Et j’ai raison même en pratique ; car je sais bien que je suis seul ; mais si j’étais plusieurs, si j’étais nombreux, je formerais un parti qui, tantôt se plaçant dans le plateau de droite, tantôt dans celui de gauche, empêcherait la balance de pencher ni d’un côté ni de l’autre et maintiendrait le fléau droit ; qui protégerait toujours ceux, quelconques, en qui la liberté serait violée, ou plutôt qui protégerait, maintiendrait, défendrait, sauverait toujours la liberté et la liberté seule.
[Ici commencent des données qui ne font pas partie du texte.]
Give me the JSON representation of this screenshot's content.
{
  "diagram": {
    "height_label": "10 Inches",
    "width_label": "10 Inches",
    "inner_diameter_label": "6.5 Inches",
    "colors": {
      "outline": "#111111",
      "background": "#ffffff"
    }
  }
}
Ce « tiers parti » que M. Brunetière suspecte ou qu’il raille, s’il existait, ce ne serait pas un parti, ce serait une ligue pour l’intérêt de chacun et pour le droit de chacun, et pour l’intérêt public et pour le droit public ; et ce serait une ligue contre les partis, en ce sens qu’elle serait toujours pour le parti qui serait inoffensif étant vaincu et contre le parti qui serait redoutable et détestable étant vainqueur, tous les partis, quand ils sont vainqueurs, devenant immédiatement redoutables et détestables. Ce parti ne serait pas un tiers parti, ce serait un contre-parti.